Analysiert man die politische Kommunikation der letzten Jahre, wird man feststellen, dass diese von Schuldzuweisungen, Fundamentalkritik (in Abgrenzung zur konstruktiven Kritik) und einem durchaus negativen World-Building und Sprachduktus durchsetzt ist. Grundsätzlich wird der politische Gegner auf das heftigste kritisiert und oft auch mit scharfen, abwertenden Attributen versehen.
Negative Sprache prägt die politische Realität
Auffallend regelmäßig werden Wörter wie „menschenverachtend" in völlig undifferenzierter Weise benutzt. Damit spricht man dem politischen Gegenüber jegliche guten Absichten ab und stellt ihn moralisch auf die unterste Stufe. Auch der Ausdruck „völlig inakzeptabel" wird inflationär benutzt. Das auffallend oft von Politikerinnen und Politikern, die andernfalls gerne der Toleranz den roten Teppich ausrollen.
Ganz zu schweigen von der ultimativen Keule, dass alles, was nicht bei Drei auf den Bäumen ist, als rechts oder rechtsextrem, antisemitisch, rassistisch etc. etc. diffamiert wird. In Summe: Politische Kommunikation schwingt allgemein auf einer recht niederen Frequenz, wenn man es so ausdrücken will.
Der Unterschied zwischen Politik und modernen Erfolgsstrategien
Die Sprache, die in der politischen Kommunikation beinahe von allen Parteien heutzutage sehr oft benutzt wird, ist heftig, unversöhnlich und überwiegend von Negativbegriffen durchsetzt. Auch wird sehr oft ein negatives Framing der Zustände in unserer Gesellschaft betrieben.

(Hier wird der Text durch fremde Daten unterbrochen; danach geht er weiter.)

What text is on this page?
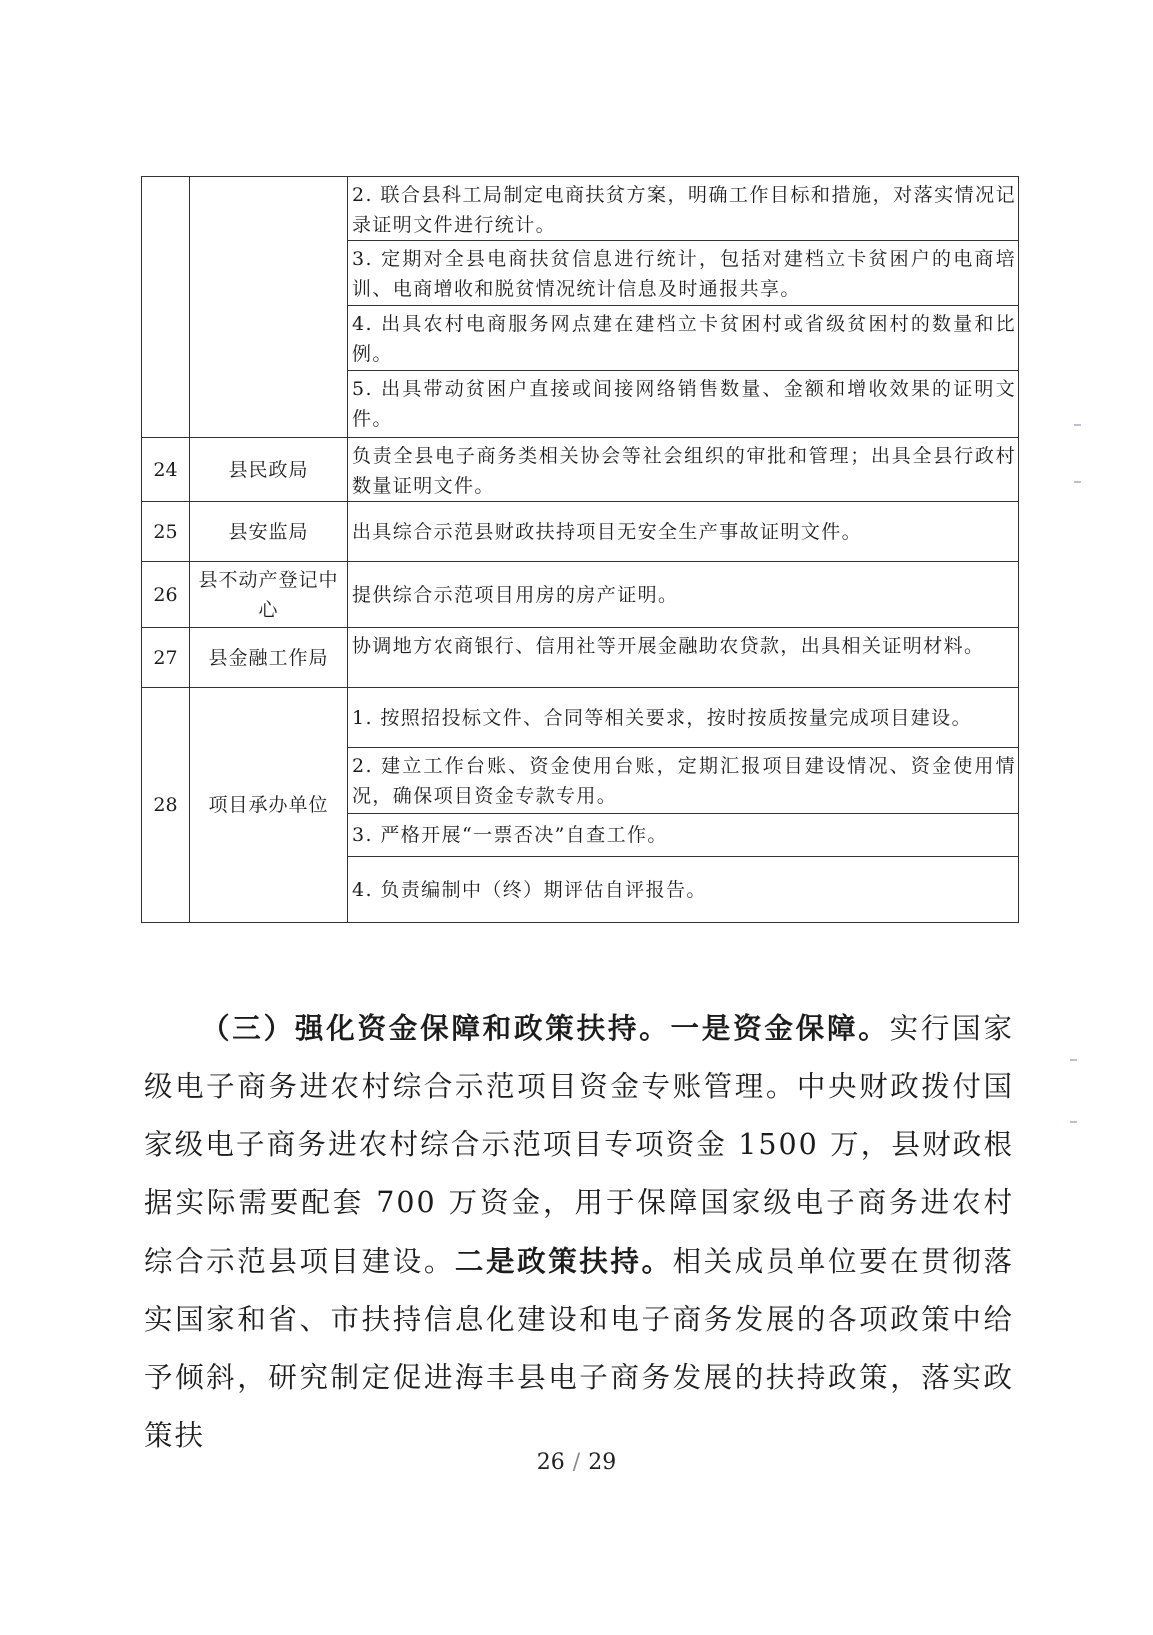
		2. 联合县科工局制定电商扶贫方案，明确工作目标和措施，对落实情况记录证明文件进行统计。
		3. 定期对全县电商扶贫信息进行统计，包括对建档立卡贫困户的电商培训、电商增收和脱贫情况统计信息及时通报共享。
		4. 出具农村电商服务网点建在建档立卡贫困村或省级贫困村的数量和比例。
		5. 出具带动贫困户直接或间接网络销售数量、金额和增收效果的证明文件。
24	县民政局	负责全县电子商务类相关协会等社会组织的审批和管理；出具全县行政村数量证明文件。
25	县安监局	出具综合示范县财政扶持项目无安全生产事故证明文件。
26	县不动产登记中心	提供综合示范项目用房的房产证明。
27	县金融工作局	协调地方农商银行、信用社等开展金融助农贷款，出具相关证明材料。
28	项目承办单位	1. 按照招投标文件、合同等相关要求，按时按质按量完成项目建设。
		2. 建立工作台账、资金使用台账，定期汇报项目建设情况、资金使用情况，确保项目资金专款专用。
		3. 严格开展“一票否决”自查工作。
		4. 负责编制中（终）期评估自评报告。

（三）强化资金保障和政策扶持。一是资金保障。实行国家级电子商务进农村综合示范项目资金专账管理。中央财政拨付国家级电子商务进农村综合示范项目专项资金 1500 万，县财政根据实际需要配套 700 万资金，用于保障国家级电子商务进农村综合示范县项目建设。二是政策扶持。相关成员单位要在贯彻落实国家和省、市扶持信息化建设和电子商务发展的各项政策中给予倾斜，研究制定促进海丰县电子商务发展的扶持政策，落实政策扶

26 / 29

Doch der Ton macht die Musik. Die Politik schafft sich mit dieser unreflektierten und verantwortungslosen Sprache auch ihre eigene Realität.
Die Politiksprache – und das konnte man auch diesen Sommer wieder anhand der Teilzeitdebatte erleben – ist wenig auf Wertschätzung, Zusammenhalt und positive Konnotationen aufgebaut. Stattdessen basiert sie hauptsächlich auf Abwertung, Polarisierung und Angst.
Wie sehr sich politische Kommunikation damit von modernen kognitiven Erfolgsstrategien unterscheidet, ist verwunderlich und – um es mit Politiksprache auszudrücken – „völlig inakzeptabel und menschenverachtend".
Positive Kommunikation als Schlüssel zum Wohlstand
Stimmung ist die halbe Konjunktur und Stimmung entsteht zuerst im Kopf. Wenn dem so ist, sollte die Politik rasch mentale Erfolgskonzepte beherzigen und durch sprachliche und gedankliche Disziplin für positive Affirmationen sorgen. Dann kommt unser Land vielleicht auch wieder in die Frequenz des Wohlstandes.